While it’s still the early days of this effort, it’s now able to deploy a full Incus cluster including Ceph storage and OVN networking, effectively replicating the environment one may have built using MicroCloud over on the LXD side.
This is obviously quite a different take on it as this uses stock packages for everything, no snaps and no specific distro requirements (though it’s only been tested on Ubuntu 22.04 and adding others will need some work). It’s also a lot more customizable and can be integrated in someone’s existing deployment tooling.
The repository for this has now been moved over to the LXC organization.

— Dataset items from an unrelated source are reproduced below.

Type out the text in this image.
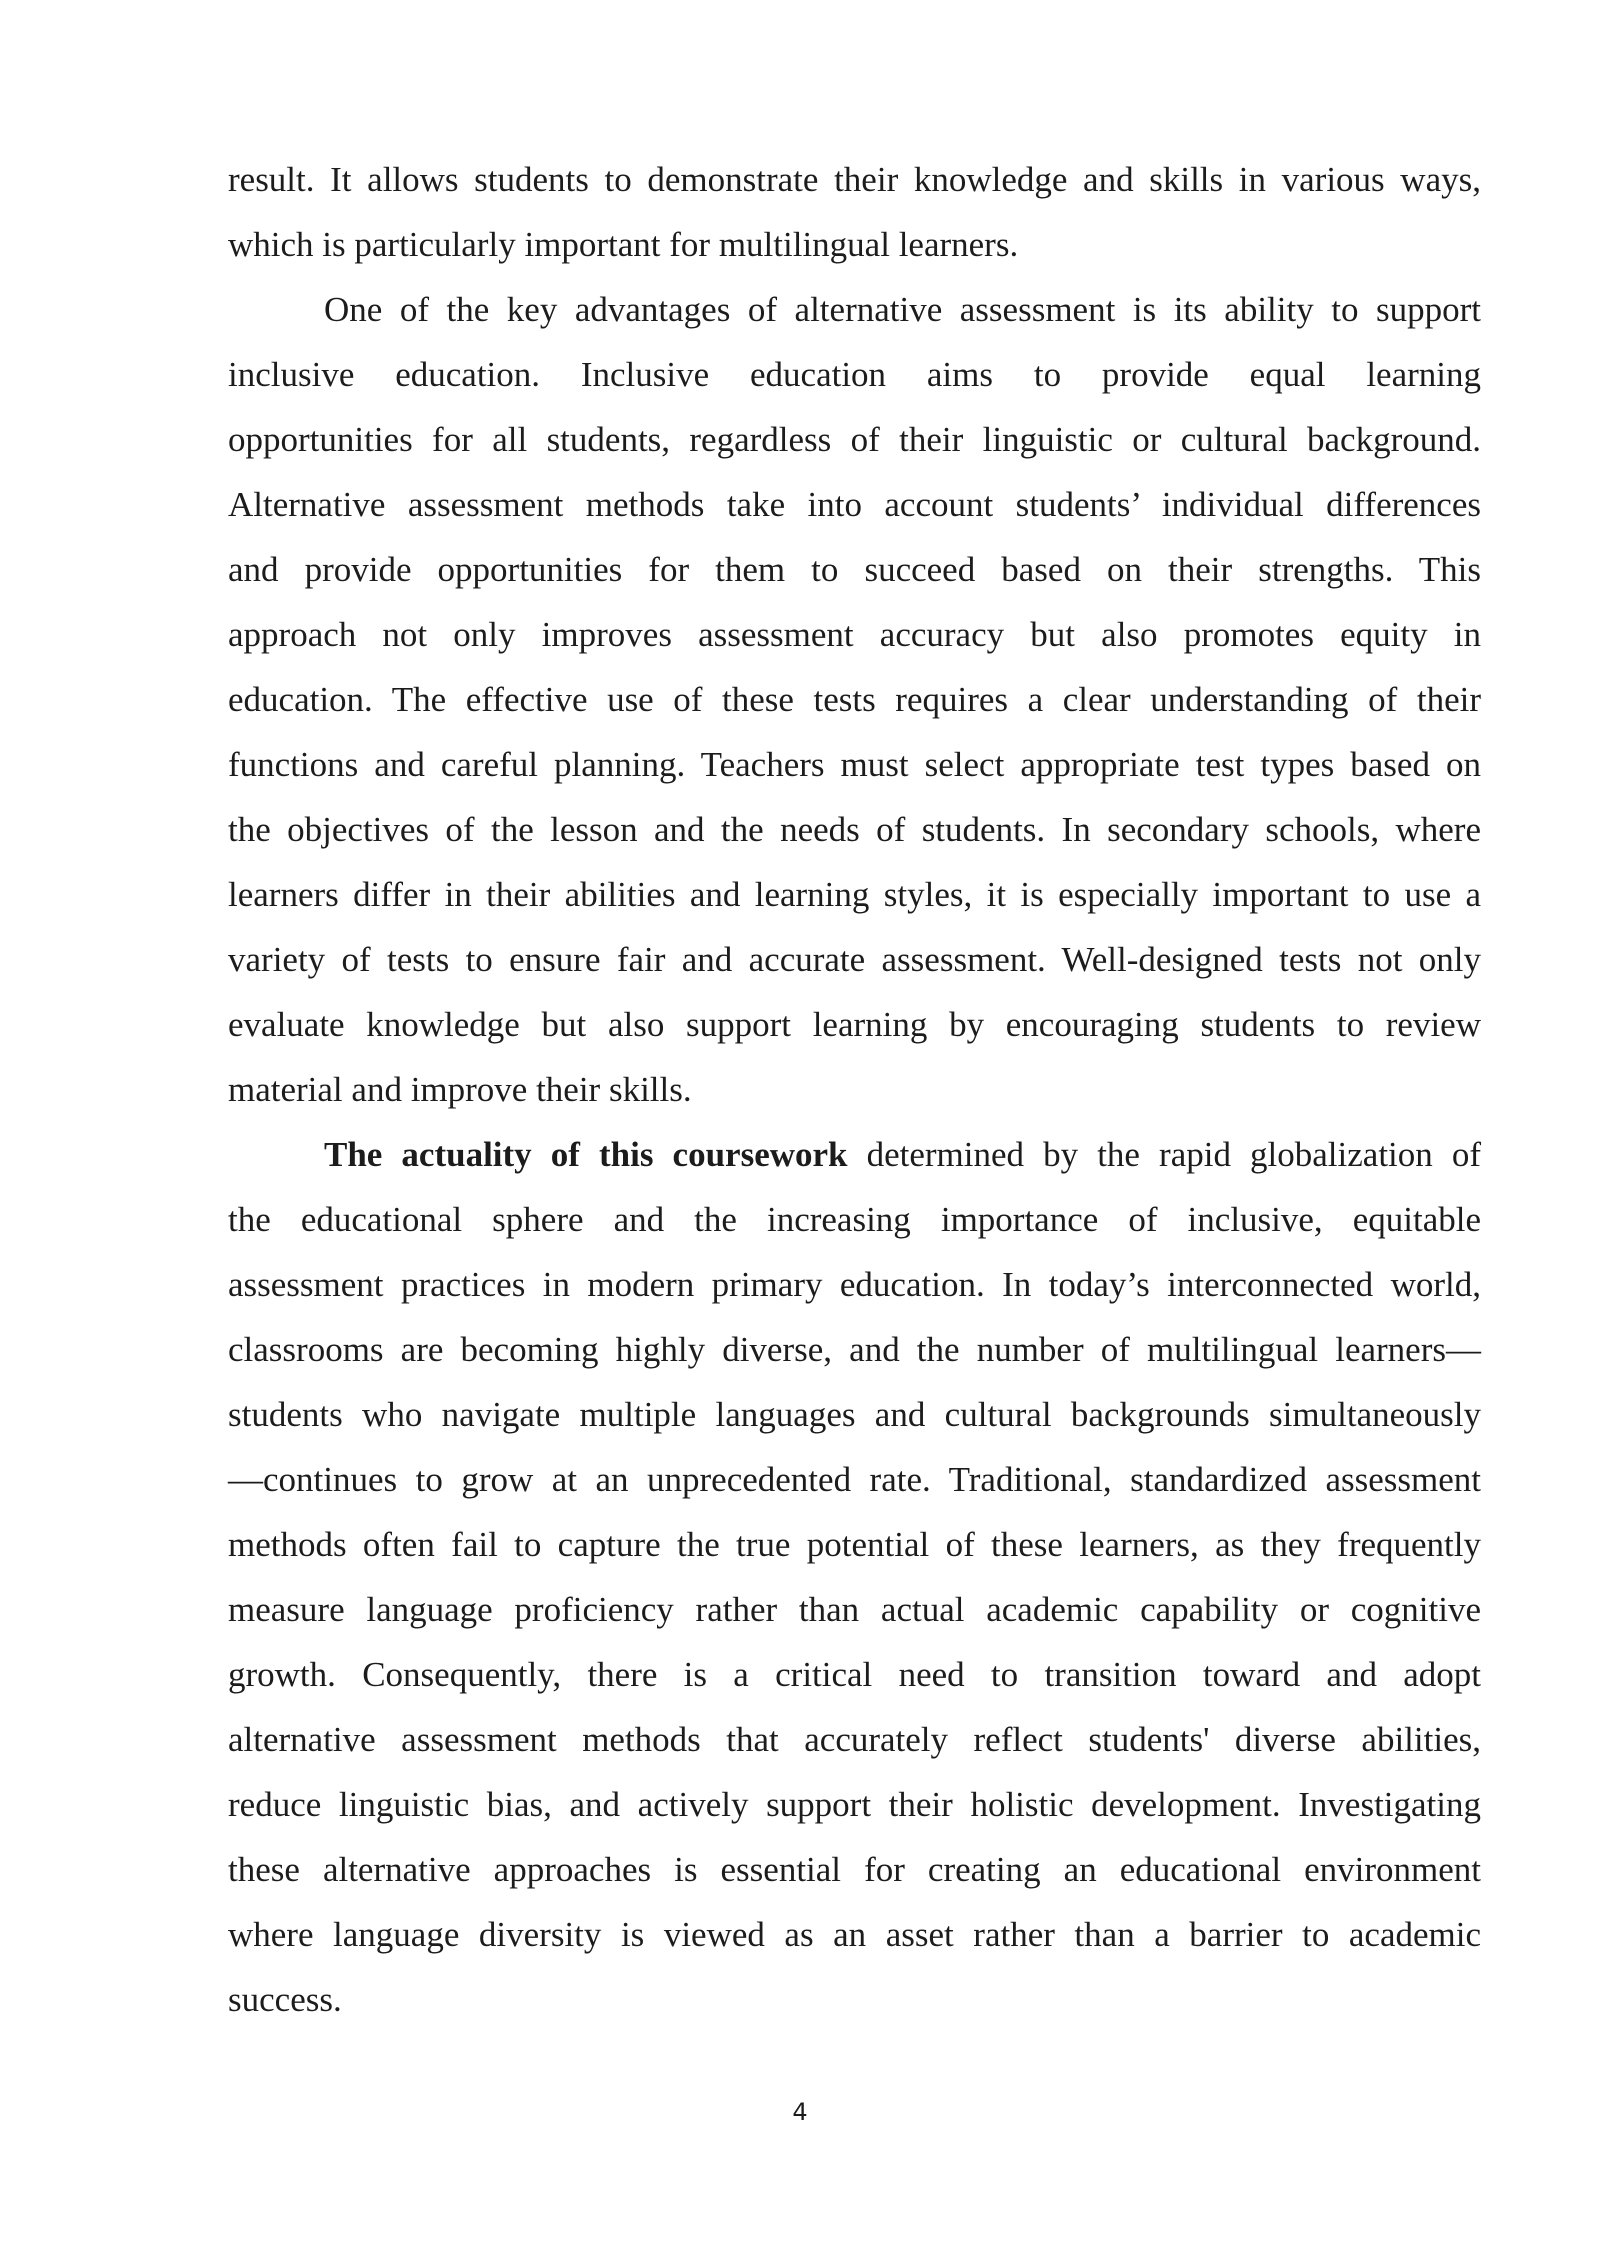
result. It allows students to demonstrate their knowledge and skills in various ways,
which is particularly important for multilingual learners.
One of the key advantages of alternative assessment is its ability to support
inclusive education. Inclusive education aims to provide equal learning
opportunities for all students, regardless of their linguistic or cultural background.
Alternative assessment methods take into account students’ individual differences
and provide opportunities for them to succeed based on their strengths. This
approach not only improves assessment accuracy but also promotes equity in
education. The effective use of these tests requires a clear understanding of their
functions and careful planning. Teachers must select appropriate test types based on
the objectives of the lesson and the needs of students. In secondary schools, where
learners differ in their abilities and learning styles, it is especially important to use a
variety of tests to ensure fair and accurate assessment. Well-designed tests not only
evaluate knowledge but also support learning by encouraging students to review
material and improve their skills.
The actuality of this coursework determined by the rapid globalization of
the educational sphere and the increasing importance of inclusive, equitable
assessment practices in modern primary education. In today’s interconnected world,
classrooms are becoming highly diverse, and the number of multilingual learners—
students who navigate multiple languages and cultural backgrounds simultaneously
—continues to grow at an unprecedented rate. Traditional, standardized assessment
methods often fail to capture the true potential of these learners, as they frequently
measure language proficiency rather than actual academic capability or cognitive
growth. Consequently, there is a critical need to transition toward and adopt
alternative assessment methods that accurately reflect students' diverse abilities,
reduce linguistic bias, and actively support their holistic development. Investigating
these alternative approaches is essential for creating an educational environment
where language diversity is viewed as an asset rather than a barrier to academic
success.
4
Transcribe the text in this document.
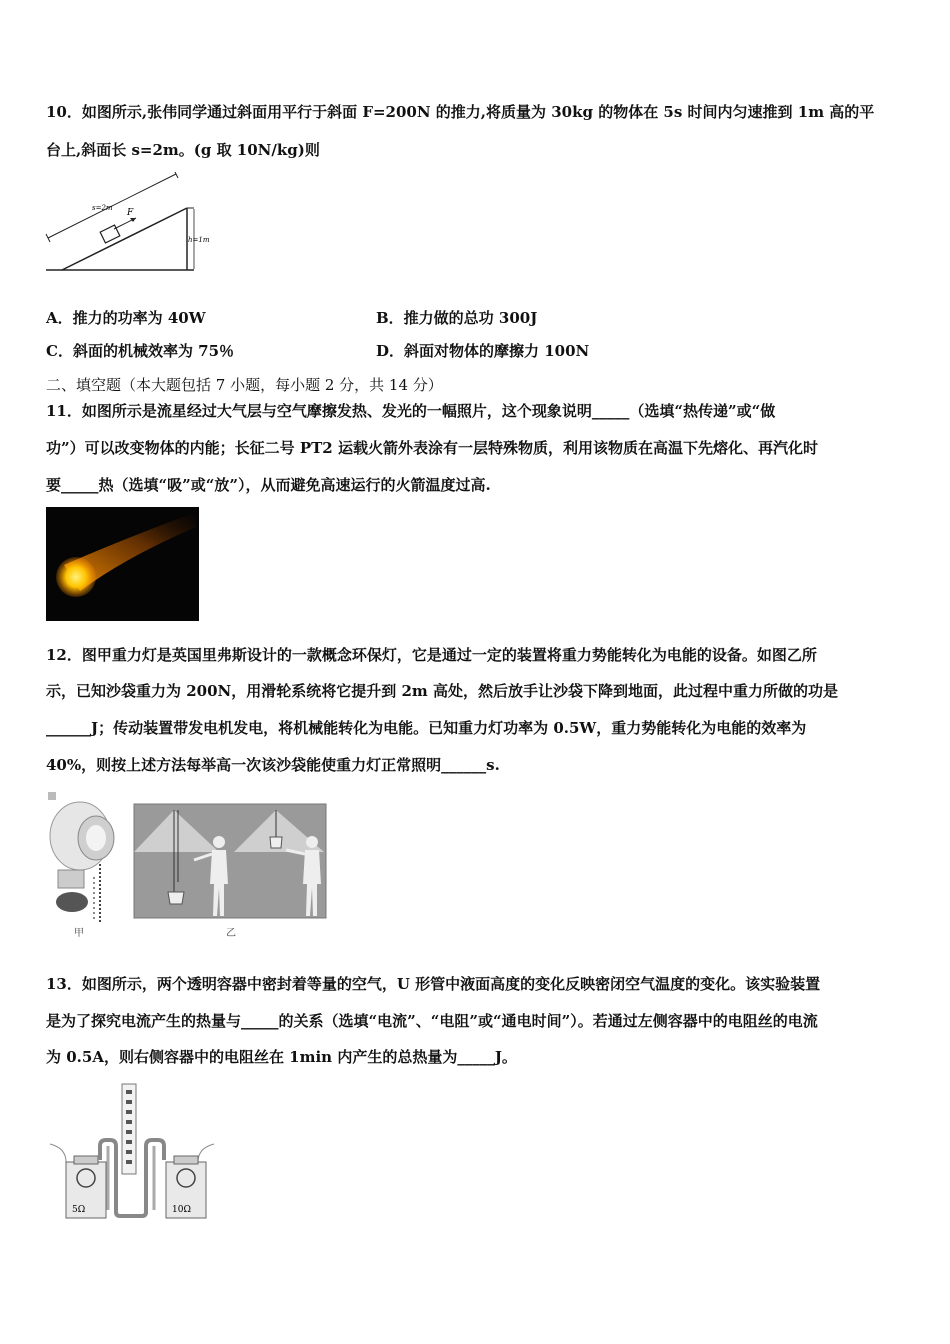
10．如图所示,张伟同学通过斜面用平行于斜面 F=200N 的推力,将质量为 30kg 的物体在 5s 时间内匀速推到 1m 高的平
台上,斜面长 s=2m。(g 取 10N/kg)则
s=2m F
h=1m
A．推力的功率为 40W	B．推力做的总功 300J
C．斜面的机械效率为 75％	D．斜面对物体的摩擦力 100N
二、填空题（本大题包括 7 小题，每小题 2 分，共 14 分）
11．如图所示是流星经过大气层与空气摩擦发热、发光的一幅照片，这个现象说明_____（选填“热传递”或“做
功”）可以改变物体的内能；长征二号 PT2 运载火箭外表涂有一层特殊物质，利用该物质在高温下先熔化、再汽化时
要_____热（选填“吸”或“放”），从而避免高速运行的火箭温度过高.
12．图甲重力灯是英国里弗斯设计的一款概念环保灯，它是通过一定的装置将重力势能转化为电能的设备。如图乙所
示，已知沙袋重力为 200N，用滑轮系统将它提升到 2m 高处，然后放手让沙袋下降到地面，此过程中重力所做的功是
______J；传动装置带发电机发电，将机械能转化为电能。已知重力灯功率为 0.5W，重力势能转化为电能的效率为
40%，则按上述方法每举高一次该沙袋能使重力灯正常照明______s.
甲	乙
13．如图所示，两个透明容器中密封着等量的空气，U 形管中液面高度的变化反映密闭空气温度的变化。该实验装置
是为了探究电流产生的热量与_____的关系（选填“电流”、“电阻”或“通电时间”）。若通过左侧容器中的电阻丝的电流
为 0.5A，则右侧容器中的电阻丝在 1min 内产生的总热量为_____J。
5Ω	10Ω
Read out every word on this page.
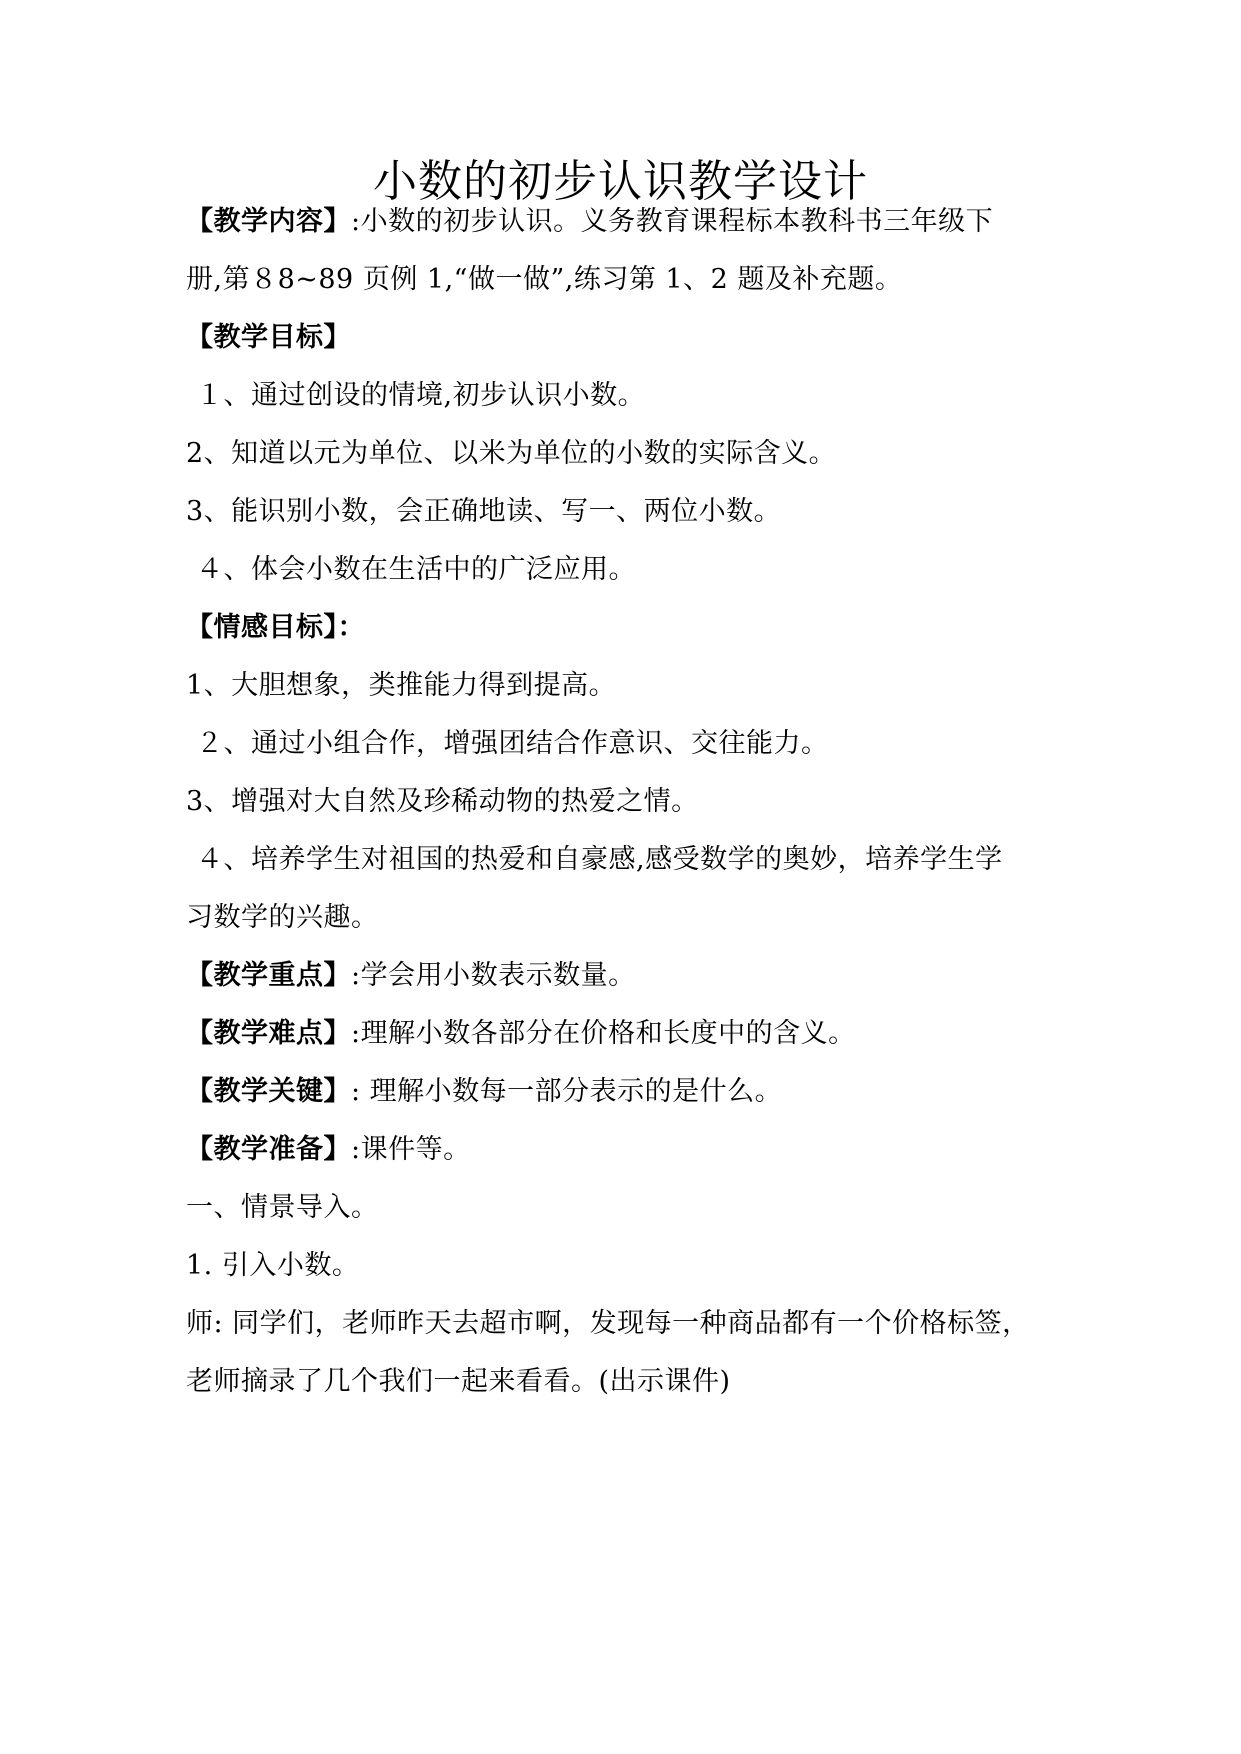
小数的初步认识教学设计
【教学内容】:小数的初步认识。义务教育课程标本教科书三年级下
册,第８8~89 页例 1,“做一做”,练习第 1、2 题及补充题。
【教学目标】
１、通过创设的情境,初步认识小数。
2、知道以元为单位、以米为单位的小数的实际含义。
3、能识别小数，会正确地读、写一、两位小数。
４、体会小数在生活中的广泛应用。
【情感目标】：
1、大胆想象，类推能力得到提高。
２、通过小组合作，增强团结合作意识、交往能力。
3、增强对大自然及珍稀动物的热爱之情。
４、培养学生对祖国的热爱和自豪感,感受数学的奥妙，培养学生学
习数学的兴趣。
【教学重点】:学会用小数表示数量。
【教学难点】:理解小数各部分在价格和长度中的含义。
【教学关键】: 理解小数每一部分表示的是什么。
【教学准备】:课件等。
一、情景导入。
1. 引入小数。
师: 同学们，老师昨天去超市啊，发现每一种商品都有一个价格标签，
老师摘录了几个我们一起来看看。(出示课件)
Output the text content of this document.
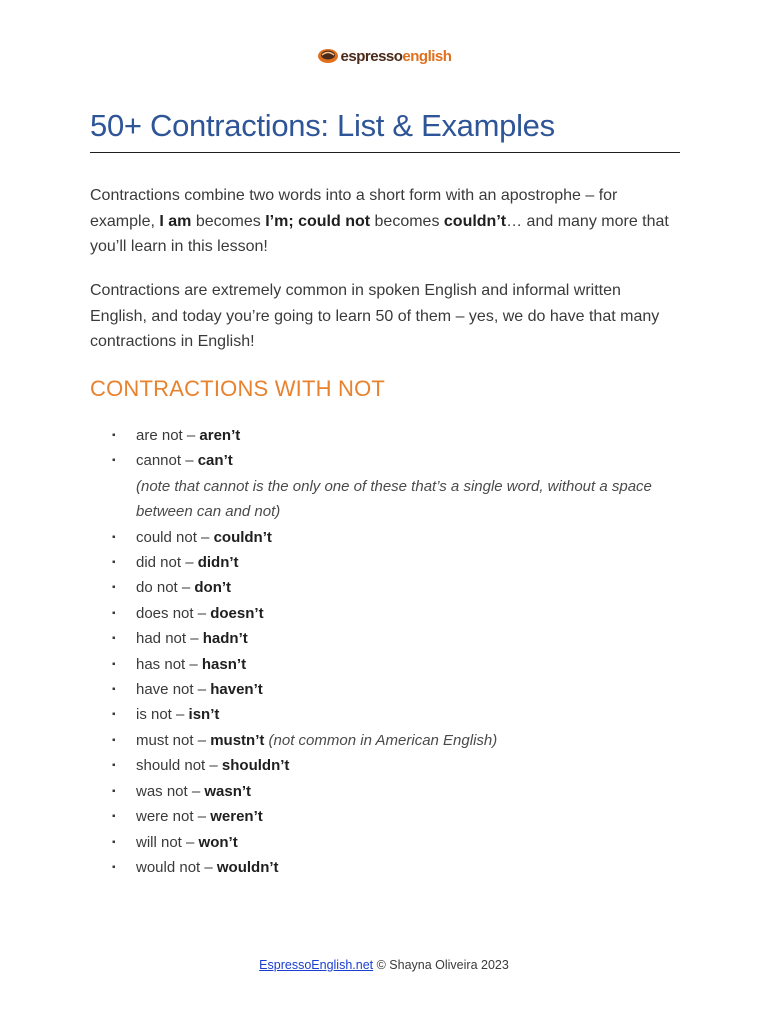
espressoenglish
50+ Contractions: List & Examples
Contractions combine two words into a short form with an apostrophe – for example, I am becomes I’m; could not becomes couldn’t… and many more that you’ll learn in this lesson!
Contractions are extremely common in spoken English and informal written English, and today you’re going to learn 50 of them – yes, we do have that many contractions in English!
CONTRACTIONS WITH NOT
▪ are not – aren’t
▪ cannot – can’t
(note that cannot is the only one of these that’s a single word, without a space between can and not)
▪ could not – couldn’t
▪ did not – didn’t
▪ do not – don’t
▪ does not – doesn’t
▪ had not – hadn’t
▪ has not – hasn’t
▪ have not – haven’t
▪ is not – isn’t
▪ must not – mustn’t (not common in American English)
▪ should not – shouldn’t
▪ was not – wasn’t
▪ were not – weren’t
▪ will not – won’t
▪ would not – wouldn’t
EspressoEnglish.net © Shayna Oliveira 2023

And here is a full demo of it building a 5 machines cluster:
What the screencast above shows is basically:
- Using Terraform on an Incus system to create a new project (
dev-incus-deploy
), then create an extra network (br-ovn-test
) to be used for OVN ingress and then 5 virtual machines acting as our clustered servers, each of those gets 5 disks attached for used by a mix of local and Ceph storage. - Quickly looking at the Ansible configuration to show what networks and storage pools will be created on the resulting cluster.
- Running Ansible to deploy everything on the systems.
- Then entering one of the servers and throw a few instances at the cluster to make sure everything is behaving.
For actual deployments, the Terraform step would be replaced by either slightly different Terraform against a bare metal provisioning tool or just be done by hand but it makes it easy to experiment with.
Next steps:
- Add support for Ubuntu 20.04 LTS
- Add support for clustered LVM as an alternative to Ceph
- Add the ability to deploy Grafana, Prometheus and Loki (monitoring stack)
- Add the ability to deploy OpenFGA and Keycloak (authorization stack)
- Improve the Terraform/Ansible integration so we can do a full test deployment without having to manually tweak the Ansible inventory
I’d also like to repeat that I’m no expert in Ansible or Terraform, pretty far from that, so anyone who’s interested in contributing to this effort is most welcome to do so!
The goal is really to keep this both very easy to get started with while offering sufficient options that production users don’t need to re-invent the wheel and are motivated to contribute back anything that will be useful to the wider Incus community.